I photographed a destination wedding in Oaxaca last year where the couple had spent eighteen months making choices — not just about vendors and venues, but about what they wanted the weekend to feel like as a lived experience. The food was from local producers and prepared by a chef who cooked Oaxacan food specifically, not approximations of it. The music was played by musicians from the city. The welcome dinner was in a mezcalerÃa that had been operating for forty years. The ceremony was in a church the couple had found on their first visit to the city, two years before the engagement.
Every detail said: this could only happen here. And the photographs said the same thing.
The 2026 Travel Trend Behind This Shift
The broader travel conversation in 2026 is increasingly about purposeful, experience-driven travel — destinations with depth, authenticity, and cultural specificity rather than the polished anonymity of overtouristed luxury. This same impulse is showing up in destination wedding planning. Couples want an event that is of its place, not merely in it.

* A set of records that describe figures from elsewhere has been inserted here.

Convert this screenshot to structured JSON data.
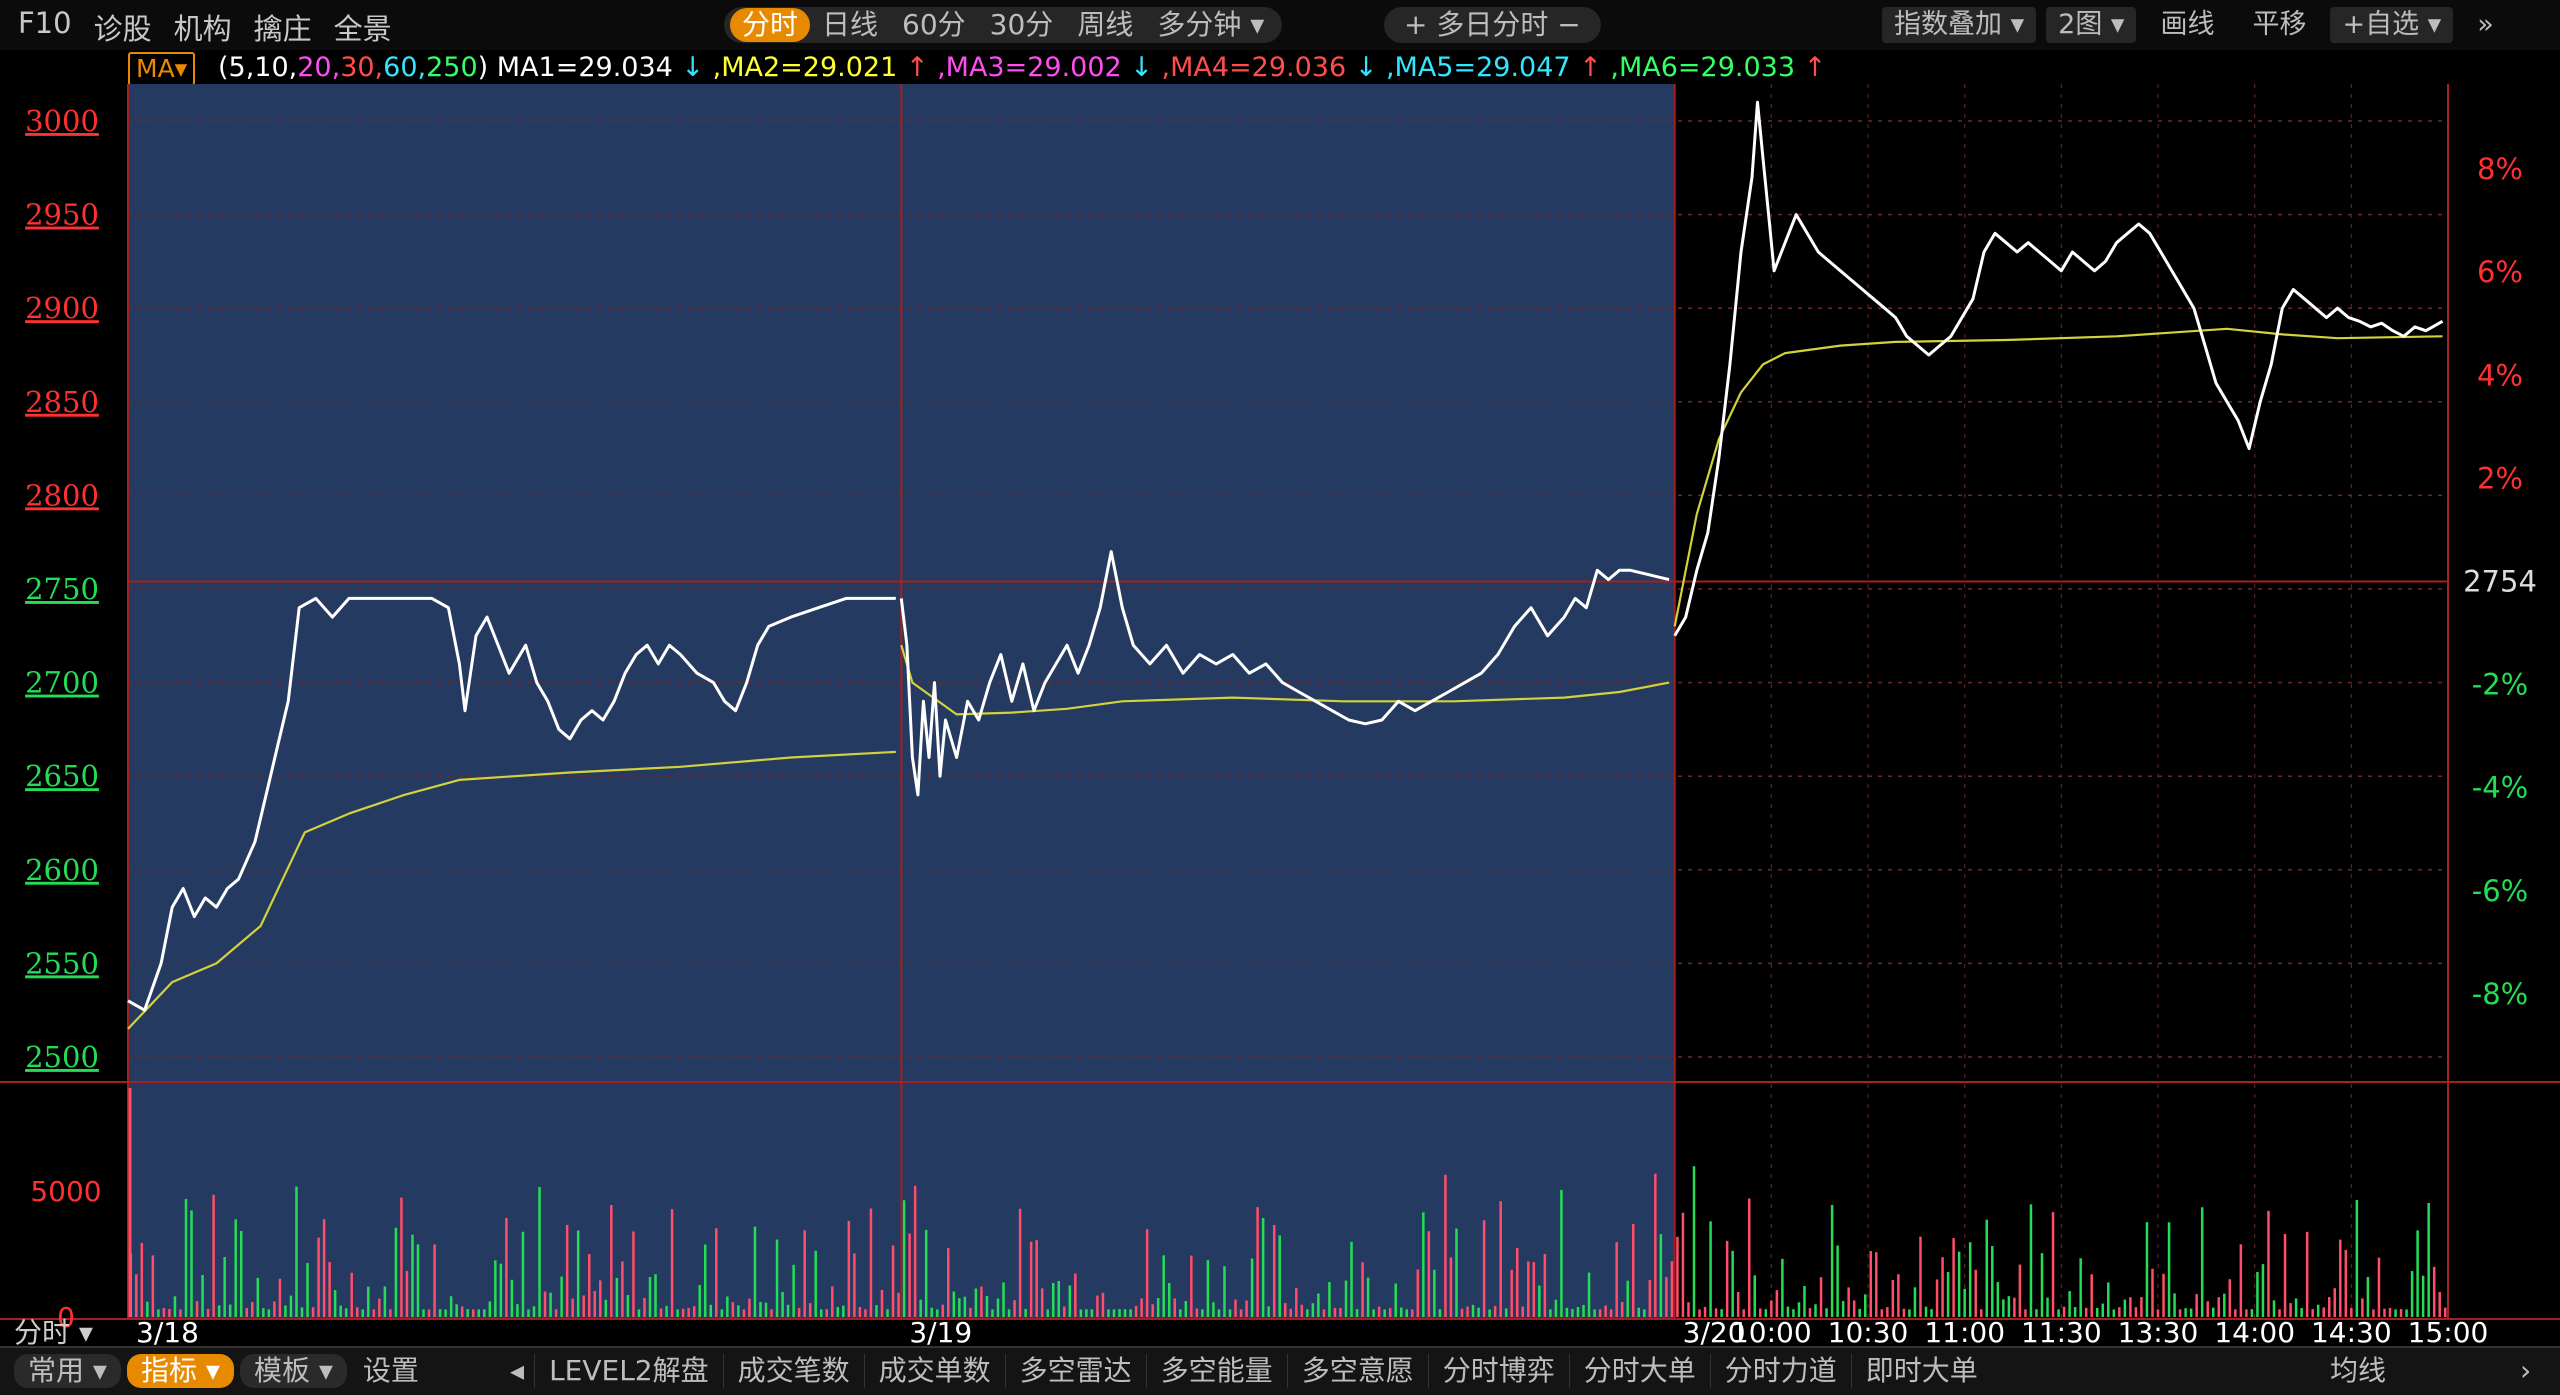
{
  "toolbar": {
    "left": [
      "F10",
      "诊股",
      "机构",
      "擒庄",
      "全景"
    ],
    "periods": [
      {
        "label": "分时",
        "active": true
      },
      {
        "label": "日线",
        "active": false
      },
      {
        "label": "60分",
        "active": false
      },
      {
        "label": "30分",
        "active": false
      },
      {
        "label": "周线",
        "active": false
      },
      {
        "label": "多分钟 ▾",
        "active": false
      }
    ],
    "multi_day": "+ 多日分时 −",
    "right": [
      {
        "label": "指数叠加 ▾",
        "pill": true
      },
      {
        "label": "2图 ▾",
        "pill": true
      },
      {
        "label": "画线",
        "pill": false
      },
      {
        "label": "平移",
        "pill": false
      },
      {
        "label": "+自选 ▾",
        "pill": true
      },
      {
        "label": "»",
        "pill": false
      }
    ]
  },
  "ma_bar": {
    "button": "MA▾",
    "params_prefix": "(",
    "params": [
      {
        "text": "5,10,",
        "color": "#ffffff"
      },
      {
        "text": "20,",
        "color": "#ff4df0"
      },
      {
        "text": "30,",
        "color": "#ff4d4d"
      },
      {
        "text": "60,",
        "color": "#33e6ff"
      },
      {
        "text": "250",
        "color": "#33ff66"
      }
    ],
    "params_suffix": ")",
    "values": [
      {
        "label": "MA1=29.034",
        "arrow": "↓",
        "color": "#ffffff",
        "arrow_color": "#33e6ff"
      },
      {
        "label": ",MA2=29.021",
        "arrow": "↑",
        "color": "#ffff33",
        "arrow_color": "#ff4d4d"
      },
      {
        "label": ",MA3=29.002",
        "arrow": "↓",
        "color": "#ff4df0",
        "arrow_color": "#33e6ff"
      },
      {
        "label": ",MA4=29.036",
        "arrow": "↓",
        "color": "#ff4d4d",
        "arrow_color": "#33e6ff"
      },
      {
        "label": ",MA5=29.047",
        "arrow": "↑",
        "color": "#33e6ff",
        "arrow_color": "#ff4d4d"
      },
      {
        "label": ",MA6=29.033",
        "arrow": "↑",
        "color": "#33ff66",
        "arrow_color": "#ff4d4d"
      }
    ]
  },
  "chart_data": {
    "type": "line",
    "days": [
      "3/18",
      "3/19",
      "3/20"
    ],
    "highlighted_days": [
      "3/18",
      "3/19"
    ],
    "left_axis": [
      3000,
      2950,
      2900,
      2850,
      2800,
      2750,
      2700,
      2650,
      2600,
      2550,
      2500
    ],
    "left_axis_range": [
      2500,
      3000
    ],
    "right_axis": [
      "8%",
      "6%",
      "4%",
      "2%",
      "2754",
      "-2%",
      "-4%",
      "-6%",
      "-8%"
    ],
    "reference_value": 2754,
    "time_labels": [
      "10:00",
      "10:30",
      "11:00",
      "11:30",
      "13:30",
      "14:00",
      "14:30",
      "15:00"
    ],
    "footer_label": "分时 ▾",
    "volume_axis": [
      5000,
      0
    ],
    "volume_range": [
      0,
      9000
    ],
    "series": [
      {
        "key": "price",
        "color": "#ffffff",
        "points": [
          [
            0,
            2530
          ],
          [
            3,
            2525
          ],
          [
            6,
            2550
          ],
          [
            8,
            2580
          ],
          [
            10,
            2590
          ],
          [
            12,
            2575
          ],
          [
            14,
            2585
          ],
          [
            16,
            2580
          ],
          [
            18,
            2590
          ],
          [
            20,
            2595
          ],
          [
            23,
            2615
          ],
          [
            25,
            2640
          ],
          [
            27,
            2665
          ],
          [
            29,
            2690
          ],
          [
            31,
            2740
          ],
          [
            34,
            2745
          ],
          [
            37,
            2735
          ],
          [
            40,
            2745
          ],
          [
            45,
            2745
          ],
          [
            50,
            2745
          ],
          [
            55,
            2745
          ],
          [
            58,
            2740
          ],
          [
            60,
            2710
          ],
          [
            61,
            2685
          ],
          [
            63,
            2725
          ],
          [
            65,
            2735
          ],
          [
            67,
            2720
          ],
          [
            69,
            2705
          ],
          [
            72,
            2720
          ],
          [
            74,
            2700
          ],
          [
            76,
            2690
          ],
          [
            78,
            2675
          ],
          [
            80,
            2670
          ],
          [
            82,
            2680
          ],
          [
            84,
            2685
          ],
          [
            86,
            2680
          ],
          [
            88,
            2690
          ],
          [
            90,
            2705
          ],
          [
            92,
            2715
          ],
          [
            94,
            2720
          ],
          [
            96,
            2710
          ],
          [
            98,
            2720
          ],
          [
            100,
            2715
          ],
          [
            103,
            2705
          ],
          [
            106,
            2700
          ],
          [
            108,
            2690
          ],
          [
            110,
            2685
          ],
          [
            112,
            2700
          ],
          [
            114,
            2720
          ],
          [
            116,
            2730
          ],
          [
            120,
            2735
          ],
          [
            125,
            2740
          ],
          [
            130,
            2745
          ],
          [
            135,
            2745
          ],
          [
            139,
            2745
          ],
          [
            140,
            2745
          ],
          [
            141,
            2720
          ],
          [
            142,
            2660
          ],
          [
            143,
            2640
          ],
          [
            144,
            2690
          ],
          [
            145,
            2660
          ],
          [
            146,
            2700
          ],
          [
            147,
            2650
          ],
          [
            148,
            2680
          ],
          [
            150,
            2660
          ],
          [
            152,
            2690
          ],
          [
            154,
            2680
          ],
          [
            156,
            2700
          ],
          [
            158,
            2715
          ],
          [
            160,
            2690
          ],
          [
            162,
            2710
          ],
          [
            164,
            2685
          ],
          [
            166,
            2700
          ],
          [
            168,
            2710
          ],
          [
            170,
            2720
          ],
          [
            172,
            2705
          ],
          [
            174,
            2720
          ],
          [
            176,
            2740
          ],
          [
            178,
            2770
          ],
          [
            180,
            2740
          ],
          [
            182,
            2720
          ],
          [
            185,
            2710
          ],
          [
            188,
            2720
          ],
          [
            191,
            2705
          ],
          [
            194,
            2715
          ],
          [
            197,
            2710
          ],
          [
            200,
            2715
          ],
          [
            203,
            2705
          ],
          [
            206,
            2710
          ],
          [
            209,
            2700
          ],
          [
            212,
            2695
          ],
          [
            215,
            2690
          ],
          [
            218,
            2685
          ],
          [
            221,
            2680
          ],
          [
            224,
            2678
          ],
          [
            227,
            2680
          ],
          [
            230,
            2690
          ],
          [
            233,
            2685
          ],
          [
            236,
            2690
          ],
          [
            239,
            2695
          ],
          [
            242,
            2700
          ],
          [
            245,
            2705
          ],
          [
            248,
            2715
          ],
          [
            251,
            2730
          ],
          [
            254,
            2740
          ],
          [
            257,
            2725
          ],
          [
            260,
            2735
          ],
          [
            262,
            2745
          ],
          [
            264,
            2740
          ],
          [
            266,
            2760
          ],
          [
            268,
            2755
          ],
          [
            270,
            2760
          ],
          [
            272,
            2760
          ],
          [
            279,
            2755
          ],
          [
            280,
            2725
          ],
          [
            282,
            2735
          ],
          [
            284,
            2760
          ],
          [
            286,
            2780
          ],
          [
            288,
            2820
          ],
          [
            290,
            2870
          ],
          [
            292,
            2930
          ],
          [
            294,
            2970
          ],
          [
            295,
            3010
          ],
          [
            296,
            2980
          ],
          [
            297,
            2950
          ],
          [
            298,
            2920
          ],
          [
            300,
            2935
          ],
          [
            302,
            2950
          ],
          [
            304,
            2940
          ],
          [
            306,
            2930
          ],
          [
            308,
            2925
          ],
          [
            310,
            2920
          ],
          [
            312,
            2915
          ],
          [
            314,
            2910
          ],
          [
            316,
            2905
          ],
          [
            318,
            2900
          ],
          [
            320,
            2895
          ],
          [
            322,
            2885
          ],
          [
            324,
            2880
          ],
          [
            326,
            2875
          ],
          [
            328,
            2880
          ],
          [
            330,
            2885
          ],
          [
            332,
            2895
          ],
          [
            334,
            2905
          ],
          [
            336,
            2930
          ],
          [
            338,
            2940
          ],
          [
            340,
            2935
          ],
          [
            342,
            2930
          ],
          [
            344,
            2935
          ],
          [
            346,
            2930
          ],
          [
            348,
            2925
          ],
          [
            350,
            2920
          ],
          [
            352,
            2930
          ],
          [
            354,
            2925
          ],
          [
            356,
            2920
          ],
          [
            358,
            2925
          ],
          [
            360,
            2935
          ],
          [
            362,
            2940
          ],
          [
            364,
            2945
          ],
          [
            366,
            2940
          ],
          [
            368,
            2930
          ],
          [
            370,
            2920
          ],
          [
            372,
            2910
          ],
          [
            374,
            2900
          ],
          [
            376,
            2880
          ],
          [
            378,
            2860
          ],
          [
            380,
            2850
          ],
          [
            382,
            2840
          ],
          [
            384,
            2825
          ],
          [
            386,
            2850
          ],
          [
            388,
            2870
          ],
          [
            390,
            2900
          ],
          [
            392,
            2910
          ],
          [
            394,
            2905
          ],
          [
            396,
            2900
          ],
          [
            398,
            2895
          ],
          [
            400,
            2900
          ],
          [
            402,
            2895
          ],
          [
            404,
            2893
          ],
          [
            406,
            2890
          ],
          [
            408,
            2892
          ],
          [
            410,
            2888
          ],
          [
            412,
            2885
          ],
          [
            414,
            2890
          ],
          [
            416,
            2888
          ],
          [
            419,
            2893
          ]
        ]
      },
      {
        "key": "average",
        "color": "#d2d23c",
        "points": [
          [
            0,
            2515
          ],
          [
            8,
            2540
          ],
          [
            16,
            2550
          ],
          [
            24,
            2570
          ],
          [
            28,
            2595
          ],
          [
            32,
            2620
          ],
          [
            40,
            2630
          ],
          [
            50,
            2640
          ],
          [
            60,
            2648
          ],
          [
            70,
            2650
          ],
          [
            80,
            2652
          ],
          [
            100,
            2655
          ],
          [
            120,
            2660
          ],
          [
            139,
            2663
          ],
          [
            140,
            2720
          ],
          [
            142,
            2700
          ],
          [
            150,
            2683
          ],
          [
            160,
            2684
          ],
          [
            170,
            2686
          ],
          [
            180,
            2690
          ],
          [
            200,
            2692
          ],
          [
            220,
            2690
          ],
          [
            240,
            2690
          ],
          [
            260,
            2692
          ],
          [
            270,
            2695
          ],
          [
            279,
            2700
          ],
          [
            280,
            2730
          ],
          [
            284,
            2790
          ],
          [
            288,
            2830
          ],
          [
            292,
            2855
          ],
          [
            296,
            2870
          ],
          [
            300,
            2876
          ],
          [
            310,
            2880
          ],
          [
            320,
            2882
          ],
          [
            340,
            2883
          ],
          [
            360,
            2885
          ],
          [
            380,
            2889
          ],
          [
            390,
            2886
          ],
          [
            400,
            2884
          ],
          [
            419,
            2885
          ]
        ]
      }
    ]
  }
}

This is not an anti-luxury position. It is a more sophisticated understanding of what luxury means: not the absence of local character, but the presence of exceptional quality within local character. The best hacienda in Antioquia is extraordinary partly because it is genuinely Antioquian — because it has the specific architecture, the specific garden, the specific quality of light that comes from being in those mountains and nowhere else.
What This Asks of the Photographer
A photographer who is genuinely present in a destination — not just passing through to photograph a couple in front of it — makes fundamentally different images. I research the history of every venue I photograph at. I learn which streets to walk, which markets to visit, which neighborhoods have the architecture or the light I want to bring into the portraits. I eat the food and understand the culture because those things inform what I see when I look through the lens.
When a wedding is deeply embedded in its place, the photographer's job is to find the images that could not exist anywhere else. The specific light, the specific texture, the specific cultural energy that was activated by having this event in this location on this day. Those images are the ones that become the most meaningful over time — not because they are the most beautiful, but because they are the most irreplaceable.